The International Organisation of Securities Commissions (IOSCO) published two reports relating to Money Market Funds.
- The Thematic Review on consistency in implementation of Money Market Funds reforms assesses the legislative and regulatory frameworks of the nine largest MMF domiciles in relation to the implementation of selected recommendations from the 2012 IOSCO Policy Recommendations on Money Market Funds. These recommendations had been elaborated in response to the stress observed during the global financial crisis in 2008 and were aimed at strengthening the resilience of MMFs globally. According to IOSCO, the participating jurisdictions (Brazil, China, France, India, Ireland, Japan, Luxembourg, UK and US which together represent approximatively 95% of the total net assets managed by MMFs worldwide) have generally implemented MMF reforms in line with the 2012 Recommendations.
- The Thematic Note on Money Market Funds during the March-April Episode examines across various jurisdictions COVID-19-related strains in the MMF sector that were observed in March/April 2020. Beyond analysing diverging developments across different MMF types, currencies and fund domiciles it also mentions areas which might merit further consideration for regulatory work.
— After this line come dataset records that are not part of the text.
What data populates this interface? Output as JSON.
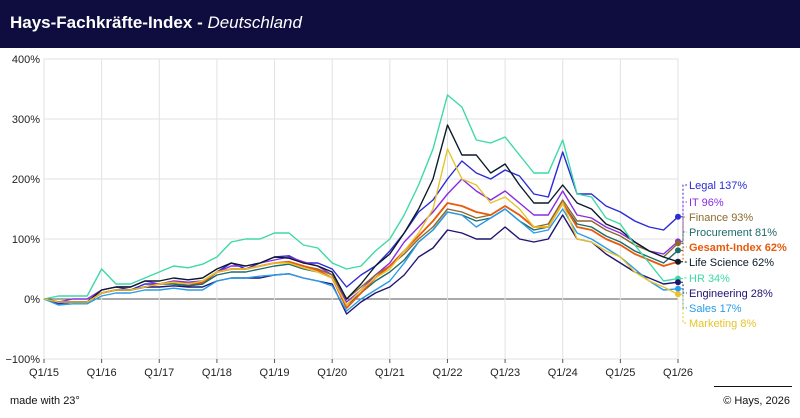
{
  "header": {
    "title": "Hays-Fachkräfte-Index",
    "separator": " - ",
    "subtitle": "Deutschland"
  },
  "footer": {
    "left": "made with 23°",
    "right": "© Hays, 2026"
  },
  "chart_data": {
    "type": "line",
    "title": "Hays-Fachkräfte-Index - Deutschland",
    "xlabel": "",
    "ylabel": "",
    "ylim": [
      -100,
      400
    ],
    "y_ticks": [
      -100,
      0,
      100,
      200,
      300,
      400
    ],
    "y_tick_labels": [
      "−100%",
      "0%",
      "100%",
      "200%",
      "300%",
      "400%"
    ],
    "x_tick_labels": [
      "Q1/15",
      "Q1/16",
      "Q1/17",
      "Q1/18",
      "Q1/19",
      "Q1/20",
      "Q1/21",
      "Q1/22",
      "Q1/23",
      "Q1/24",
      "Q1/25",
      "Q1/26"
    ],
    "grid": true,
    "legend_position": "right",
    "x": [
      "Q1/15",
      "Q2/15",
      "Q3/15",
      "Q4/15",
      "Q1/16",
      "Q2/16",
      "Q3/16",
      "Q4/16",
      "Q1/17",
      "Q2/17",
      "Q3/17",
      "Q4/17",
      "Q1/18",
      "Q2/18",
      "Q3/18",
      "Q4/18",
      "Q1/19",
      "Q2/19",
      "Q3/19",
      "Q4/19",
      "Q1/20",
      "Q2/20",
      "Q3/20",
      "Q4/20",
      "Q1/21",
      "Q2/21",
      "Q3/21",
      "Q4/21",
      "Q1/22",
      "Q2/22",
      "Q3/22",
      "Q4/22",
      "Q1/23",
      "Q2/23",
      "Q3/23",
      "Q4/23",
      "Q1/24",
      "Q2/24",
      "Q3/24",
      "Q4/24",
      "Q1/25",
      "Q2/25",
      "Q3/25",
      "Q4/25",
      "Q1/26"
    ],
    "series": [
      {
        "name": "Legal",
        "value_label": "137%",
        "color": "#2b2bd6",
        "values": [
          0,
          -8,
          -5,
          -5,
          15,
          20,
          15,
          25,
          25,
          30,
          22,
          25,
          45,
          60,
          50,
          60,
          70,
          72,
          60,
          60,
          50,
          20,
          40,
          55,
          80,
          110,
          145,
          165,
          200,
          230,
          210,
          200,
          215,
          205,
          175,
          170,
          245,
          175,
          175,
          155,
          145,
          130,
          120,
          115,
          137
        ]
      },
      {
        "name": "IT",
        "value_label": "96%",
        "color": "#8a2be2",
        "values": [
          0,
          -5,
          0,
          0,
          15,
          20,
          20,
          30,
          25,
          30,
          28,
          30,
          45,
          55,
          55,
          60,
          65,
          70,
          62,
          55,
          40,
          -5,
          15,
          40,
          60,
          95,
          120,
          145,
          175,
          200,
          180,
          165,
          180,
          160,
          140,
          140,
          180,
          140,
          135,
          120,
          110,
          95,
          80,
          75,
          96
        ]
      },
      {
        "name": "Finance",
        "value_label": "93%",
        "color": "#8b6a2b",
        "values": [
          0,
          -5,
          -5,
          -5,
          10,
          15,
          15,
          20,
          25,
          28,
          25,
          25,
          45,
          50,
          50,
          55,
          60,
          62,
          55,
          50,
          40,
          0,
          20,
          40,
          55,
          75,
          100,
          120,
          150,
          145,
          135,
          140,
          155,
          140,
          120,
          125,
          165,
          130,
          130,
          115,
          105,
          90,
          80,
          70,
          93
        ]
      },
      {
        "name": "Procurement",
        "value_label": "81%",
        "color": "#1d6b6b",
        "values": [
          0,
          -5,
          -5,
          -5,
          10,
          15,
          15,
          20,
          25,
          25,
          22,
          25,
          40,
          45,
          45,
          50,
          55,
          58,
          50,
          45,
          35,
          -10,
          10,
          30,
          45,
          65,
          95,
          115,
          145,
          140,
          130,
          135,
          150,
          130,
          115,
          120,
          160,
          125,
          120,
          105,
          95,
          80,
          70,
          60,
          81
        ]
      },
      {
        "name": "Gesamt-Index",
        "value_label": "62%",
        "color": "#e85a0c",
        "values": [
          0,
          -5,
          -5,
          -5,
          10,
          15,
          15,
          20,
          25,
          28,
          25,
          28,
          45,
          50,
          50,
          55,
          60,
          62,
          55,
          48,
          35,
          -15,
          10,
          35,
          55,
          80,
          105,
          130,
          160,
          155,
          145,
          140,
          155,
          140,
          120,
          120,
          160,
          120,
          115,
          100,
          90,
          75,
          65,
          55,
          62
        ]
      },
      {
        "name": "Life Science",
        "value_label": "62%",
        "color": "#0a1a2a",
        "values": [
          0,
          -5,
          -5,
          -5,
          15,
          20,
          20,
          30,
          30,
          35,
          32,
          35,
          50,
          60,
          55,
          60,
          70,
          68,
          60,
          55,
          45,
          0,
          25,
          55,
          75,
          110,
          150,
          200,
          290,
          240,
          240,
          210,
          225,
          190,
          160,
          160,
          190,
          160,
          150,
          125,
          115,
          95,
          80,
          70,
          62
        ]
      },
      {
        "name": "HR",
        "value_label": "34%",
        "color": "#3dd9a8",
        "values": [
          0,
          5,
          5,
          5,
          50,
          25,
          25,
          35,
          45,
          55,
          52,
          58,
          70,
          95,
          100,
          100,
          110,
          110,
          90,
          85,
          60,
          50,
          55,
          80,
          100,
          140,
          190,
          250,
          340,
          320,
          265,
          260,
          270,
          240,
          210,
          210,
          265,
          175,
          170,
          135,
          125,
          90,
          60,
          30,
          34
        ]
      },
      {
        "name": "Engineering",
        "value_label": "28%",
        "color": "#1f1470",
        "values": [
          0,
          -5,
          -5,
          -5,
          10,
          15,
          15,
          20,
          20,
          22,
          20,
          20,
          30,
          35,
          35,
          35,
          40,
          42,
          35,
          30,
          25,
          -25,
          -5,
          10,
          20,
          40,
          70,
          85,
          115,
          110,
          100,
          100,
          120,
          100,
          95,
          100,
          140,
          100,
          95,
          75,
          60,
          45,
          35,
          25,
          28
        ]
      },
      {
        "name": "Sales",
        "value_label": "17%",
        "color": "#2a9be8",
        "values": [
          0,
          -10,
          -8,
          -8,
          5,
          10,
          10,
          15,
          15,
          18,
          15,
          15,
          30,
          35,
          35,
          38,
          40,
          42,
          35,
          30,
          22,
          -20,
          0,
          15,
          30,
          60,
          95,
          115,
          145,
          140,
          120,
          135,
          150,
          130,
          110,
          115,
          150,
          110,
          100,
          85,
          70,
          50,
          30,
          15,
          17
        ]
      },
      {
        "name": "Marketing",
        "value_label": "8%",
        "color": "#e6c42a",
        "values": [
          0,
          -5,
          -5,
          -5,
          10,
          15,
          15,
          20,
          25,
          28,
          25,
          30,
          45,
          50,
          50,
          55,
          60,
          60,
          52,
          45,
          35,
          -10,
          15,
          35,
          50,
          80,
          110,
          150,
          250,
          200,
          190,
          160,
          170,
          150,
          120,
          120,
          160,
          100,
          95,
          80,
          70,
          45,
          30,
          20,
          8
        ]
      }
    ]
  }
}
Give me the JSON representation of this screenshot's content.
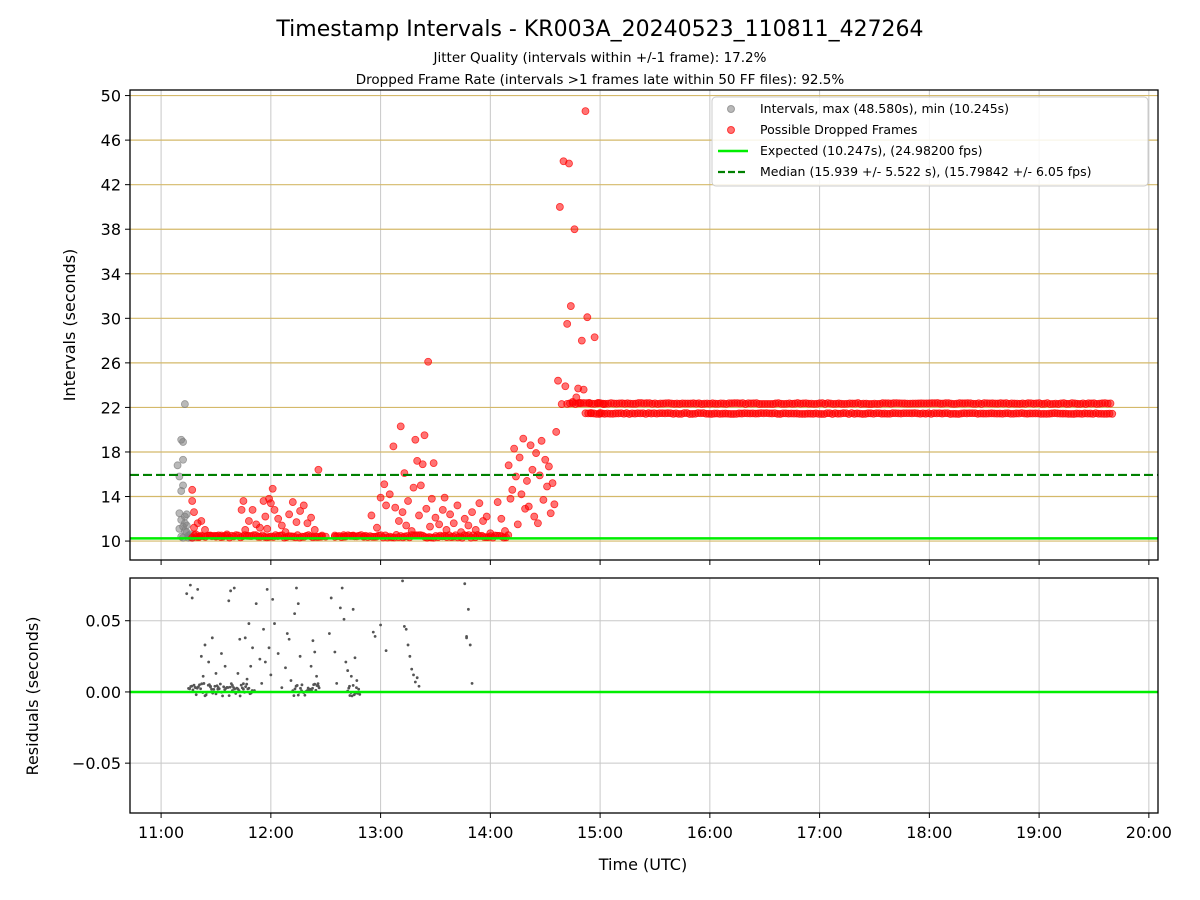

EFAMA also published a report entitled 'European MMFs in the Covid-19 market turmoil: Evidence, experience and tentative considerations around eventual future reforms'. The report covers all three Money Market Fund categories. EFAMA is of the view that the report invalidates the notion that central bank interventions ‘bailed-out’ MMFs. Despite the severity of the liquidity stress in the secondary market for short-term instruments and the significant outflows experienced by European MMFs across all three of the MMFR-identified categories (public debt CNAV, LVNAV and VNAV), funds proved resilient. Notably, the ECB's Pandemic Emergency Purchase Programme (PEPP), announced on 18 March, only had a limited impact on European MMFs, due to the programme's strict eligibility requirements that excluded purchases of financial commercial paper (i.e. the large bulk of MMF asset holdings by definition), as well as assets denominated in non-Euro currencies.